Forget him and start your life?!?! I am so sorry you had to hear that.

Such morons do exist.. I feel so violent inside even hearing their voices

Me too! But when I try to express that to anyone who doesn't "get it" I get scolded for being irrational or I'm taking it too far and then I'm more angry.

That is totally insensitive. Until someone lives the same reality of your loss, they can never understand. I recently had a birthday and I felt just awful that day. Many posted well wishes to me on facebook, so I felt the need to respond, but waited until the next day. I gave my appreciation for all the wonderful posts and also noted that it was a particularly difficult day for me, but I was now on the mend. Well, one of my "friends" posted how long it took her father to recover from the loss of her mother and that the expected time lines of grief were from 3 to 5 years, with exclamation marks emphasizing this protracted time line. Then she proceeded to tell me to take it one day at a time. I really, really took offense to this on many fronts. First, she has never herself lost a spouse so she has no point of reference. Second, why would she attach a time frame to grief, which she probably pulled off the internet. To inform me that I have a looooong way to go? Was that supposed to make me feel better? Lastly, don't tell me to take it one day at a time. I've been there and have been living one day at a time. There is pretty much no other choice. Thanks for letting me rant : )

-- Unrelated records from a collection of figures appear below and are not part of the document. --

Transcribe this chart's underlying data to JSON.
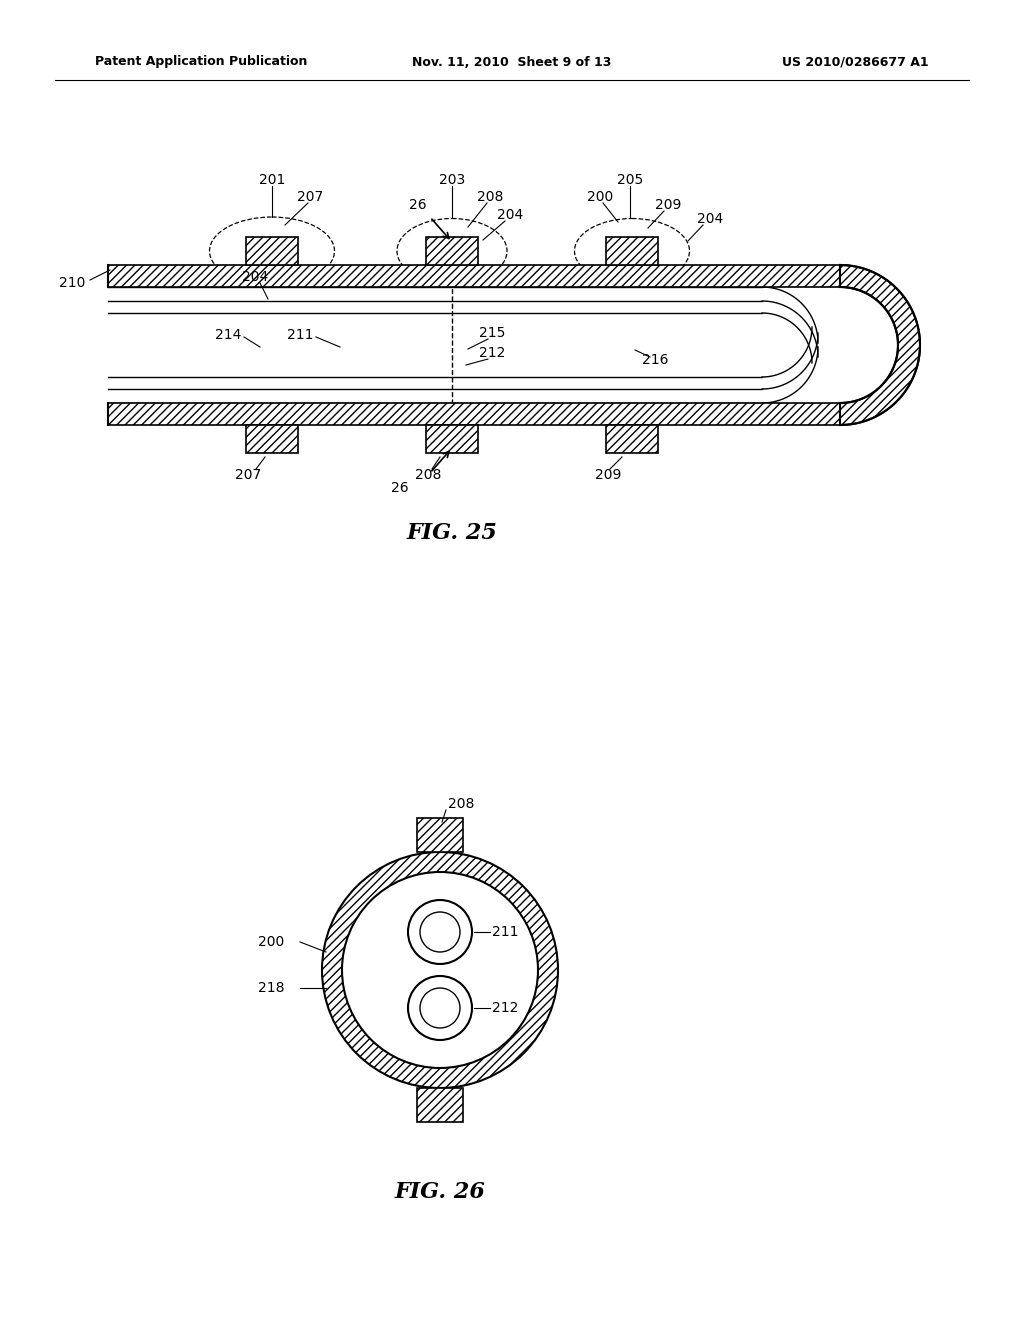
{
  "background_color": "#ffffff",
  "header_left": "Patent Application Publication",
  "header_mid": "Nov. 11, 2010  Sheet 9 of 13",
  "header_right": "US 2010/0286677 A1",
  "fig25_title": "FIG. 25",
  "fig26_title": "FIG. 26",
  "line_color": "#000000"
}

I find that absolutely no one can say the right thing and comfort me.  I wish I could somehow telepathically tell people to not give advice, don't ask how I am doing.  Just tell me you are thinking of me and hoping I had a good day or something like that.  I hate the "how are you doing" because if I say something vague they always think you are doing great!  Yet if I say anything other than "I'm hanging in there" and express my true feelings I know that is not something someone wants to hear and they almost look at you like they are thinking "why are you telling me this?" or "I regret asking."   It sucks!  I'm glad I can also rant - feels liberating!!!

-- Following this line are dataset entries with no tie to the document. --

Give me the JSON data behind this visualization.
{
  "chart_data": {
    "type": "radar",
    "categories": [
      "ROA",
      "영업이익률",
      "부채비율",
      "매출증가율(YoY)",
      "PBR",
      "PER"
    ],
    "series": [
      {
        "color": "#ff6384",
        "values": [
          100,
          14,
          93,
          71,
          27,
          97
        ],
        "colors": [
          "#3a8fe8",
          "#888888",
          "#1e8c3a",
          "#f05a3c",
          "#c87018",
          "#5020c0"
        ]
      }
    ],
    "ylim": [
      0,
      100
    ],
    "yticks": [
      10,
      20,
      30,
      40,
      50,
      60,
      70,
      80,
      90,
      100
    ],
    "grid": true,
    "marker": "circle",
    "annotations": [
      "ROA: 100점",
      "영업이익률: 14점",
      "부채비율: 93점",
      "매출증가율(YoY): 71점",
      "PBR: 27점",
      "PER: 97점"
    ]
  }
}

My stock answer to "How are you?" was always "Compared to what?"

That's good!  But what kind of response did you get from that?  I need to start loading up with good responses. ;)

Usually none.  I guess it's kind of a rude remark, but the truth is that no one really wants to know how you're REALLY doing.  They just want you to say "fine" so they can go about their business.

Yes, exactly reflecting my thots

Someone at my husband's funeral came up to me and said, "I bet you have been hearing all types of horrid, meaningless things today from people who don't know what to say."  I had not heard anything horrid or meaningless from people who were there and was really unnerved by her callous comment. That was such a negative, insensitive thing to say to me about others who were there to express their sincere love and sorrow for my loss.